The Richmond Fed Community Development team recently hosted an Investment Connection Pitch Session that gave six nonprofits focused on small businesses and affordable housing an opportunity to connect with potential funders.

The program is part of the Bank’s Community Development mandate to increase access to capital by improving access to opportunities.

“Our goal is to connect you with banks and to advance the work you’re doing,” Richmond Fed Community Affairs Officer and Vice President of Development Carrie Cook told leaders of the presenting organizations who attended the October 13 event.

Those organizations showed up to showcase projects that serve, or could serve, residents of Washington, D.C.; and the potential funders who attended were officials from Community Development Funding Institutions (CDFIs), which routinely provide lending and other financial support to low- and moderate-income businesses.

“The Richmond Fed’s Investment Connection Pitch Sessions are usually open to all funders interested in projects that are eligible for Community Reinvestment Act funding; however, we chose to hone in on CDFIs for this particular event, given their proven track record of lending, and because all of their activities are CRA eligible due to their mission,” said Peter Dolkart, Richmond Fed Community Development manager for Greater Washington, D.C., Maryland and West Virginia.

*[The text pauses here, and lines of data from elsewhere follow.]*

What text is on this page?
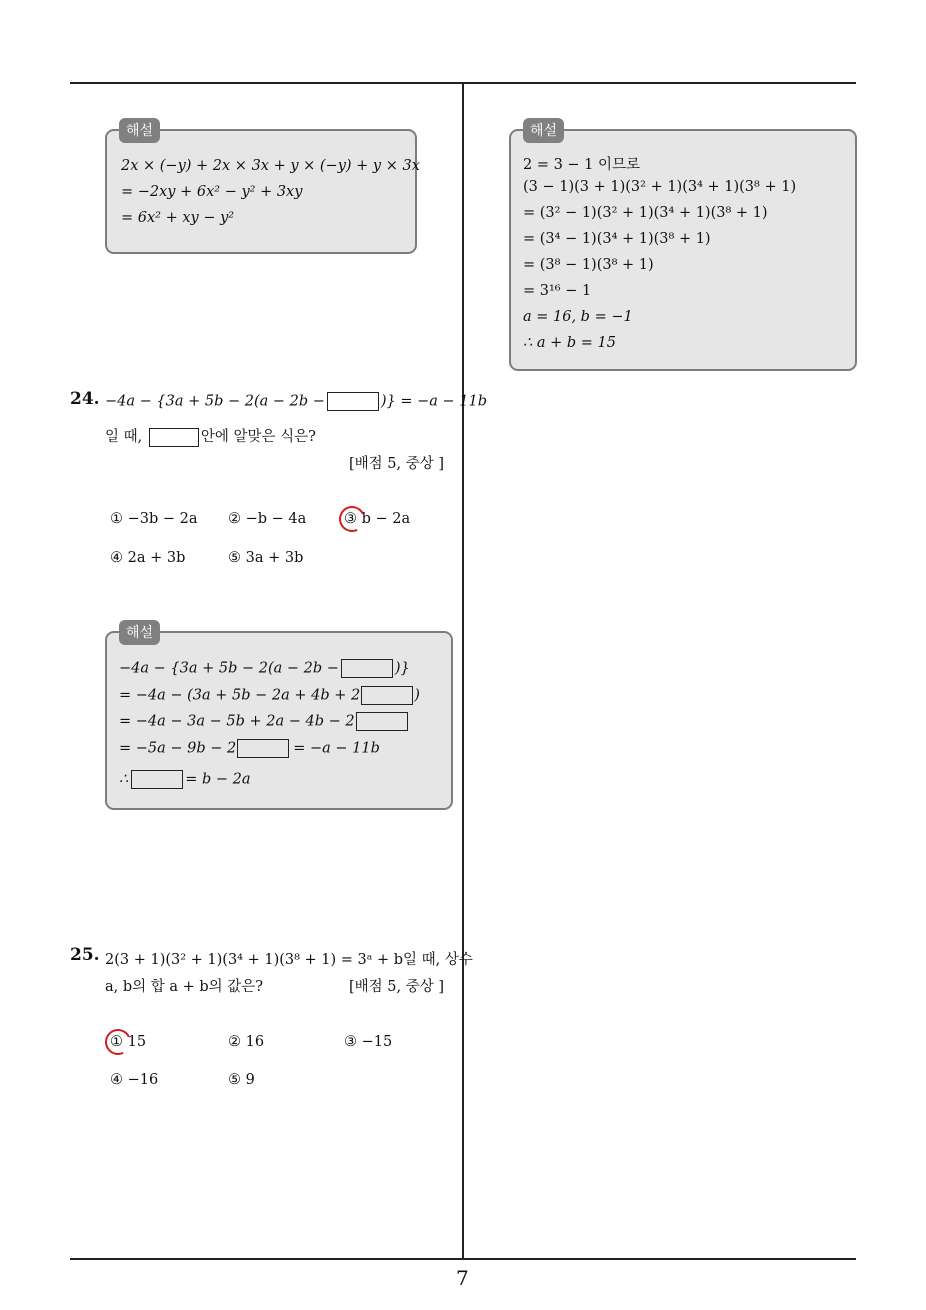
해설
2x × (−y) + 2x × 3x + y × (−y) + y × 3x
= −2xy + 6x² − y² + 3xy
= 6x² + xy − y²
해설
2 = 3 − 1 이므로
(3 − 1)(3 + 1)(3² + 1)(3⁴ + 1)(3⁸ + 1)
= (3² − 1)(3² + 1)(3⁴ + 1)(3⁸ + 1)
= (3⁴ − 1)(3⁴ + 1)(3⁸ + 1)
= (3⁸ − 1)(3⁸ + 1)
= 3¹⁶ − 1
a = 16, b = −1
∴ a + b = 15
24. −4a − {3a + 5b − 2(a − 2b −	)} = −a − 11b
일 때,	안에 알맞은 식은?
[배점 5, 중상 ]
① −3b − 2a ② −b − 4a	③ b − 2a
④ 2a + 3b	⑤ 3a + 3b
해설
−4a − {3a + 5b − 2(a − 2b −	)}
= −4a − (3a + 5b − 2a + 4b + 2	)
= −4a − 3a − 5b + 2a − 4b − 2
= −5a − 9b − 2	= −a − 11b
∴	= b − 2a
25. 2(3 + 1)(3² + 1)(3⁴ + 1)(3⁸ + 1) = 3ᵃ + b일 때, 상수
a, b의 합 a + b의 값은?	[배점 5, 중상 ]
① 15	② 16	③ −15
④ −16	⑤ 9
7
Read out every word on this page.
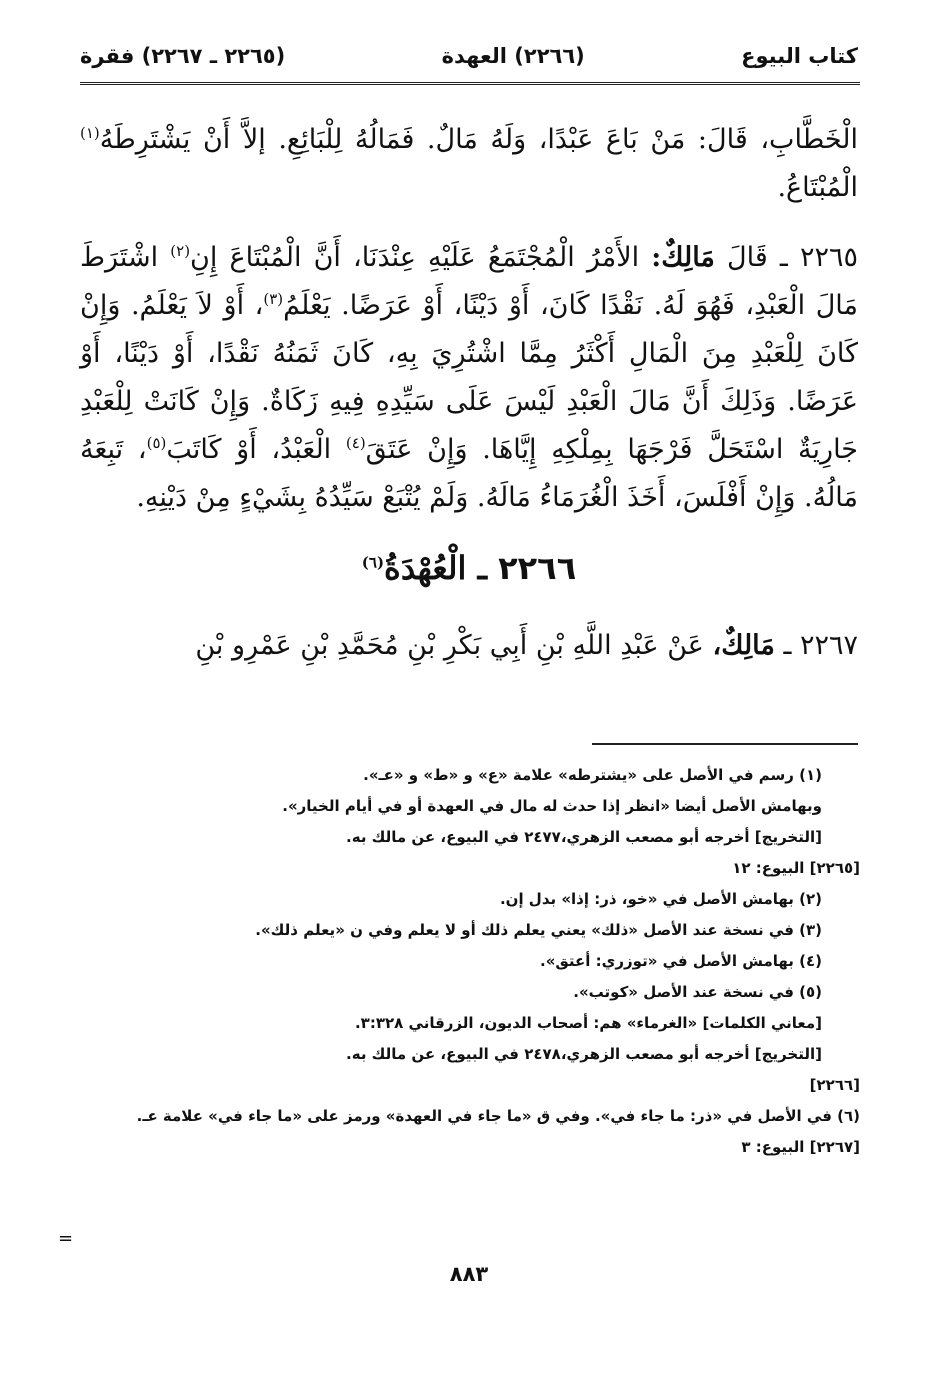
كتاب البيوع
(٢٢٦٦) العهدة
(٢٢٦٥ ـ ٢٢٦٧) فقرة

الْخَطَّابِ، قَالَ: مَنْ بَاعَ عَبْدًا، وَلَهُ مَالٌ. فَمَالُهُ لِلْبَائِعِ. إلاَّ أَنْ يَشْتَرِطَهُ$^{(١)}$ الْمُبْتَاعُ.

٢٢٦٥ ـ قَالَ مَالِكٌ: الأَمْرُ الْمُجْتَمَعُ عَلَيْهِ عِنْدَنَا، أَنَّ الْمُبْتَاعَ إِنِ$^{(٢)}$ اشْتَرَطَ مَالَ الْعَبْدِ، فَهُوَ لَهُ. نَقْدًا كَانَ، أَوْ دَيْنًا، أَوْ عَرَضًا. يَعْلَمُ$^{(٣)}$، أَوْ لاَ يَعْلَمُ. وَإِنْ كَانَ لِلْعَبْدِ مِنَ الْمَالِ أَكْثَرُ مِمَّا اشْتُرِيَ بِهِ، كَانَ ثَمَنُهُ نَقْدًا، أَوْ دَيْنًا، أَوْ عَرَضًا. وَذَلِكَ أَنَّ مَالَ الْعَبْدِ لَيْسَ عَلَى سَيِّدِهِ فِيهِ زَكَاةٌ. وَإِنْ كَانَتْ لِلْعَبْدِ جَارِيَةٌ اسْتَحَلَّ فَرْجَهَا بِمِلْكِهِ إِيَّاهَا. وَإِنْ عَتَقَ$^{(٤)}$ الْعَبْدُ، أَوْ كَاتَبَ$^{(٥)}$، تَبِعَهُ مَالُهُ. وَإِنْ أَفْلَسَ، أَخَذَ الْغُرَمَاءُ مَالَهُ. وَلَمْ يُتْبَعْ سَيِّدُهُ بِشَيْءٍ مِنْ دَيْنِهِ.

٢٢٦٦ ـ الْعُهْدَةُ$^{(٦)}$

٢٢٦٧ ـ مَالِكٌ، عَنْ عَبْدِ اللَّهِ بْنِ أَبِي بَكْرِ بْنِ مُحَمَّدِ بْنِ عَمْرِو بْنِ

(١) رسم في الأصل على «يشترطه» علامة «ع» و «ط» و «عـ».

وبهامش الأصل أيضا «انظر إذا حدث له مال في العهدة أو في أيام الخيار».

[التخريج] أخرجه أبو مصعب الزهري،٢٤٧٧ في البيوع، عن مالك به.

[٢٢٦٥] البيوع: ١٢

(٢) بهامش الأصل في «خو، ذر: إذا» بدل إن.

(٣) في نسخة عند الأصل «ذلك» يعني يعلم ذلك أو لا يعلم وفي ن «يعلم ذلك».

(٤) بهامش الأصل في «توزري: أعتق».

(٥) في نسخة عند الأصل «كوتب».

[معاني الكلمات] «الغرماء» هم: أصحاب الديون، الزرقاني ٣:٣٢٨.

[التخريج] أخرجه أبو مصعب الزهري،٢٤٧٨ في البيوع، عن مالك به.

[٢٢٦٦]

(٦) في الأصل في «ذر: ما جاء في». وفي ق «ما جاء في العهدة» ورمز على «ما جاء في» علامة عـ.

[٢٢٦٧] البيوع: ٣

=
٨٨٣
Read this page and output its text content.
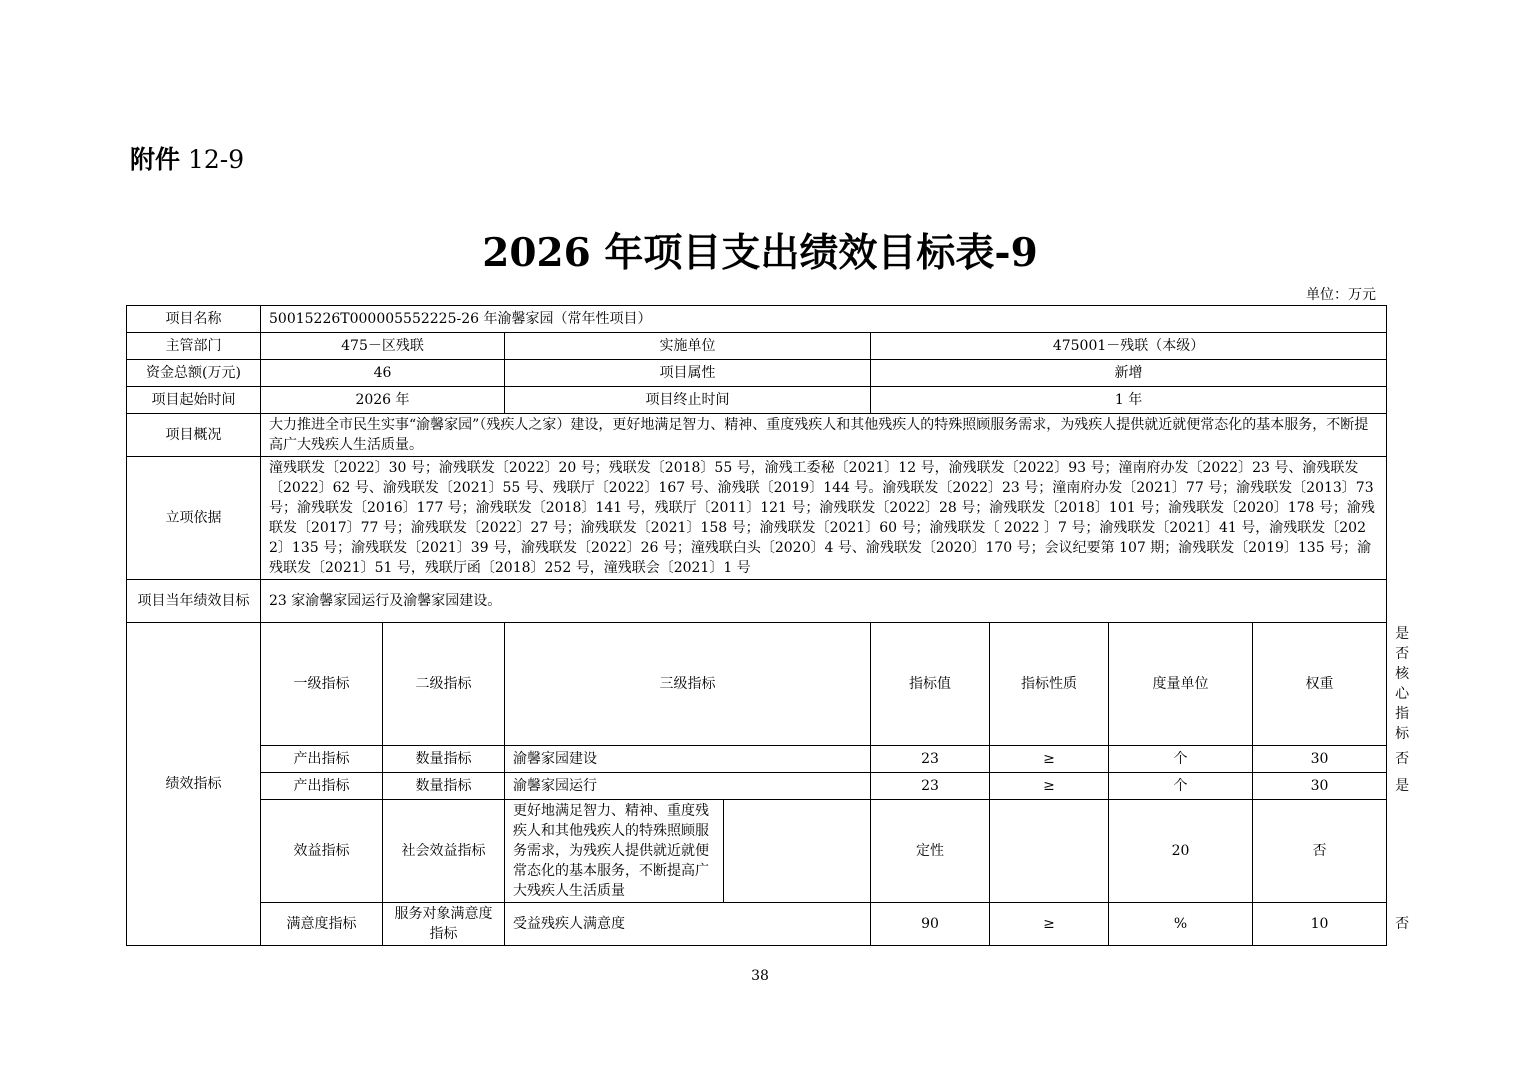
附件 12-9
2026 年项目支出绩效目标表-9
单位：万元
项目名称	50015226T000005552225-26 年渝馨家园（常年性项目）								
主管部门	475－区残联		实施单位		475001－残联（本级）				
资金总额(万元)	46		项目属性		新增				
项目起始时间	2026 年		项目终止时间		1 年				
项目概况	大力推进全市民生实事“渝馨家园”（残疾人之家）建设，更好地满足智力、精神、重度残疾人和其他残疾人的特殊照顾服务需求，为残疾人提供就近就便常态化的基本服务，不断提高广大残疾人生活质量。								
立项依据	潼残联发〔2022〕30 号；渝残联发〔2022〕20 号；残联发〔2018〕55 号，渝残工委秘〔2021〕12 号，渝残联发〔2022〕93 号；潼南府办发〔2022〕23 号、渝残联发〔2022〕62 号、渝残联发〔2021〕55 号、残联厅〔2022〕167 号、渝残联〔2019〕144 号。渝残联发〔2022〕23 号；潼南府办发〔2021〕77 号；渝残联发〔2013〕73 号；渝残联发〔2016〕177 号；渝残联发〔2018〕141 号，残联厅〔2011〕121 号；渝残联发〔2022〕28 号；渝残联发〔2018〕101 号；渝残联发〔2020〕178 号；渝残联发〔2017〕77 号；渝残联发〔2022〕27 号；渝残联发〔2021〕158 号；渝残联发〔2021〕60 号；渝残联发〔 2022 〕7 号；渝残联发〔2021〕41 号，渝残联发〔2022〕135 号；渝残联发〔2021〕39 号，渝残联发〔2022〕26 号；潼残联白头〔2020〕4 号、渝残联发〔2020〕170 号；会议纪要第 107 期；渝残联发〔2019〕135 号；渝残联发〔2021〕51 号，残联厅函〔2018〕252 号，潼残联会〔2021〕1 号								
项目当年绩效目标	23 家渝馨家园运行及渝馨家园建设。								
绩效指标	一级指标	二级指标	三级指标		指标值	指标性质	度量单位	权重	是否核心指标
	产出指标	数量指标	渝馨家园建设		23	≥	个	30	否
	产出指标	数量指标	渝馨家园运行		23	≥	个	30	是
	效益指标	社会效益指标	更好地满足智力、精神、重度残疾人和其他残疾人的特殊照顾服务需求，为残疾人提供就近就便常态化的基本服务，不断提高广大残疾人生活质量		定性		20	否	
	满意度指标	服务对象满意度指标	受益残疾人满意度		90	≥	%	10	否
38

The CDFI leaders who attended the pitch session, which was held on the campus of Howard University, heard presentations from the Latino Economic Development Corporation of Washington, D.C. (LEDC); Washington Area Community Investment Fund (Wacif); NCRC Community Development Fund, Inc.; and ECDC Enterprises Development Group and Life Asset, Inc.

The projects they pitched included LEDC’s financial wellness program for women, Wacif’s project to secure affordable housing for D.C. residents in increasing affluent areas of the District, and ECDC’s micro-loan program to help small business owners and entrepreneurs of color with financing.

After each presentation, the organization leaders participated in a “speed dating” session with the CDFI officials present, moving from table to table to speak one-on-one with the potential funders and answer additional questions about their projects.

“It went well,” said Dolkart, who noted that this was the first in-person pitch session hosted by the Bank since fall 2019. That inaugural pitch session took place in Baltimore. 

The organizations who presented during the mid-October event expressed enthusiasm for the process and optimism about the possibilities, Dolkart said. “Most of the proposals received follow-up requests. The Bank’s Community Development team is excited to see what unfolds.”